Dans le laboratoire lectoriel de la pensée, la matière de tout discours, au masculin et au féminin, relève à ses yeux d’une occupation très humaine. Qui respire, qui saigne et enseigne, qui se hérisse toujours contre une autre pensée et s’achemine de colères en colère (non déclarée) sous le concept, s’affaisse, se reprend à la boue d’origine : le concept de territoire serait-il encore à naître pour être donné depuis longtemps au fil déniant de l’abstraction? Qu’est-ce qui court-circuite l’espace-temps de cette histoire? L’hôte taille dans la chair vive, la sienne, la vôtre, celle des dieux qui demeurent despotes au loin, celle du savoir pressant qui nous aveugle parfois. Il détruit ce passé et cet avenir de silence comme un tas de branches mortes sur son domaine; et de le crier, c’est en faire une nouvelle matière, hybride clair-obscur qui aurait pu ne pas être.

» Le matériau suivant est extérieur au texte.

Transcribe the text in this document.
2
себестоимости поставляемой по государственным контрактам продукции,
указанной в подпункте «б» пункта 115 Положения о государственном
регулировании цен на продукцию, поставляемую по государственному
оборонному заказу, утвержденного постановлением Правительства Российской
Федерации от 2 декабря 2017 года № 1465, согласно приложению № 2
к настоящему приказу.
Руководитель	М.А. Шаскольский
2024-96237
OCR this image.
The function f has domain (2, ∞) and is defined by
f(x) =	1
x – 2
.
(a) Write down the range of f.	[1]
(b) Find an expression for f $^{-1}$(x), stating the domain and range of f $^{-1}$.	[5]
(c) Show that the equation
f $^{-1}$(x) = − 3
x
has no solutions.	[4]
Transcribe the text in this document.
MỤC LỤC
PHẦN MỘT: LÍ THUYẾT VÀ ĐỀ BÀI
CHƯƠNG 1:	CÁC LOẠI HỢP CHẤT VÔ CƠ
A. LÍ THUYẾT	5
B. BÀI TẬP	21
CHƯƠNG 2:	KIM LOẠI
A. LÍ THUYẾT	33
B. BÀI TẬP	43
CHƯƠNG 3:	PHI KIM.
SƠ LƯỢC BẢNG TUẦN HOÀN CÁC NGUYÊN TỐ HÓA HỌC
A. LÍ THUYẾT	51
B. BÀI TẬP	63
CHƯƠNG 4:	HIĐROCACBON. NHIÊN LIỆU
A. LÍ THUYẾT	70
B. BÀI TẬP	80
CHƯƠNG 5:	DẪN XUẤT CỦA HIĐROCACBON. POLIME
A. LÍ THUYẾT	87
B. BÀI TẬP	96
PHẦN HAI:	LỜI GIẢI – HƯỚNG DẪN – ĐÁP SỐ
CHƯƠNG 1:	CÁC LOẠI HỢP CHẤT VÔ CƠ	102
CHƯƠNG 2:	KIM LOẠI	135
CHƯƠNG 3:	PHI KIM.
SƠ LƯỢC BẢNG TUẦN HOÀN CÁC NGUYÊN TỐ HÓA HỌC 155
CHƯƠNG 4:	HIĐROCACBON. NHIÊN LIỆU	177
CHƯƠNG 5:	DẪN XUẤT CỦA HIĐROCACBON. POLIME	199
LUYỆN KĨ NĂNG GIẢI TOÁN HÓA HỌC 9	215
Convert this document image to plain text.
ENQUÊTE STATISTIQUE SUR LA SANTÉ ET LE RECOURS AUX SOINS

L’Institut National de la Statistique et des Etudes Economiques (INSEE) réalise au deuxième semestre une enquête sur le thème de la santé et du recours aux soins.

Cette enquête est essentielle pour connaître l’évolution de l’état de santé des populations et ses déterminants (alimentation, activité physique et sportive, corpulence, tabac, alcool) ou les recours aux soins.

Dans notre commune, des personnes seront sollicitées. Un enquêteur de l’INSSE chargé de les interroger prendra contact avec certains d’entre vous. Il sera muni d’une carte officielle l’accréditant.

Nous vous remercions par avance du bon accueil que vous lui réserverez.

Repos en acte, la mémoire de son passé ne pèse plus; elle y frémit comme un tissu de textes signés dans lequel l’hôte retaille sans cesse des raisons, des armes de lumière exigées ad hoc; au besoin s’assure d’une belle folie dont il ne doute plus car à chaque fois la pensée vient à l’heure.

2.

Voilà que l’on annonce la tenue d’un congrès mondial de philosophie dans la métropole. Recevoir pour se donner, enfin. Sans trop savoir dans l’immédiat de quelle dialectique triomphale ce bonheur est issu. Ne signalerait-elle que l’effet dérisoire d’une collectivité qui hier s’activait du malheur de ce qu’elle était, et qui s’active aujourd’hui du bonheur de paraître devant d’autres oreilles et d’autres bouches. Il est sincèrement heureux pour ceux qui décrètent cet événement heureux. Mais il a le pressentiment que certains « anarchéologues » sont au courant du glissement sémantique aussi; qui est maître de quoi? Car au fond le bonheur très québécois en philosophie n’est peut-être que l’extension des figures légendaires que chacun aura inventé un jour, pour exorciser la condamnation collective dont il était lui-même le survivant; relevant le malheur à la pureté d’un archétype, défiguration nécessaire bien qu’elle manquât l’essentiel de la question : le caractère intolérable d’un particularisme de dégradés, marginaux de la culture, glossateurs, inexploiteurs de leur histoire, avec un matériel touristique de neige et de joies latines qui laissaient souvent même les invités de passage sur une faim indescriptible.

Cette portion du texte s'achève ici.